Bunions are one of those things that you never think about until it happens to you. And if this aching, painful foot-bone protrusion (which is also called hallux valgus) does happen to you — and it is one of the most common foot disorders out there — you’ll be hard-pressed to get it off your mind. For starters, bunions can really hurt. And, if left untreated for too long, the only option to truly correct them is surgery.
Thankfully, if you catch and treat bunion development early, there are certain precautionary foot care measures that can help prevent them from getting out of hand. (Here’s a hint: Your choice of footwear is crucial.) To find out more, we consulted a slew of experts for the details on this super-common yet infrequently talked-about foot condition. Orthopedists Steven Weinfeld, Chief of Foot and Ankle Surgery at The Mount Sinai Hospital in New York City, and Elizabeth Cody, foot and ankle surgeon at the Hospital for Special Surgery in New York City, plus podiatrists Hillary Brenner and Emily Splichal explain how a bunion is caused, treated, and if it can be prevented from ever forming in the first place.
Very simply speaking, "A bunion is a bump at the base of the big toe," Brenner says. Picture your big toe leaning sideways, toward your other four toes, and a large bony protrusion sticking out in the other direction — that's a bunion.
More specifically, "A bunion is the result of your first metatarsal bone gradually shifting out of alignment," Cody explains. "As the first metatarsal shifts, the big toe in turn starts shifting the opposite direction, towards your other toes." A similar bump can also form on the outside of your foot, on the base of your pinky toe; when this happens it's called a bunionette or "baby bunion."
This bony bump isn’t just painful; it can also lead to much more serious consequences if left untreated. "As the [big] toe starts to lose its alignment, the joint shifts off of the joint surface, increasing the risk of cartilage damage or arthritis formation," Splichal says. In other words, if bunions get out of hand, they can contribute to arthritis, a chronic condition, forming in the feet.
In sum, "if left unaddressed, a bunion can lead to other problems such as hammertoes, other second toe deformities like a 'crossover' toe, and mid-foot arthritis," Cody says. "You may also get more pain under the ball of your foot."
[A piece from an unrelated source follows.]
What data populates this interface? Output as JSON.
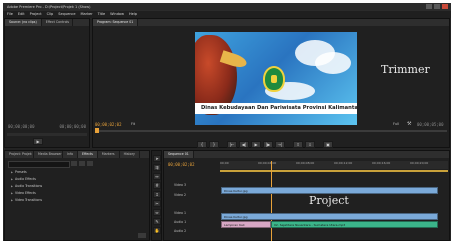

Experts actually disagree on what causes bunion — specifically, whether or not it can be truly caused by wearing tight, overly narrow, or high-heel shoes. But we do know that bunions are more common in women. So, most likely, it a combination of factors can lead to the development of bunions. "It is usually genetic in nature but is exacerbated by shoe wear," Weinfeld says.
One thing is certain: "Bunions that are left untreated usually progress over time," Weinfeld explains. So, if you start to feel any joint pain or notice a bump beginning to form, head to an orthopedist ASAP.
Warning signs to look out for include numbness, swelling, aching, redness, and calluses along the outside of your big toe; your big toe crossing underneath your second toe; and/or pain starting to transfer onto your second toe. Of course, the biggest sign is if the joint and bone on the outside of your big toe begin to protrude outwards.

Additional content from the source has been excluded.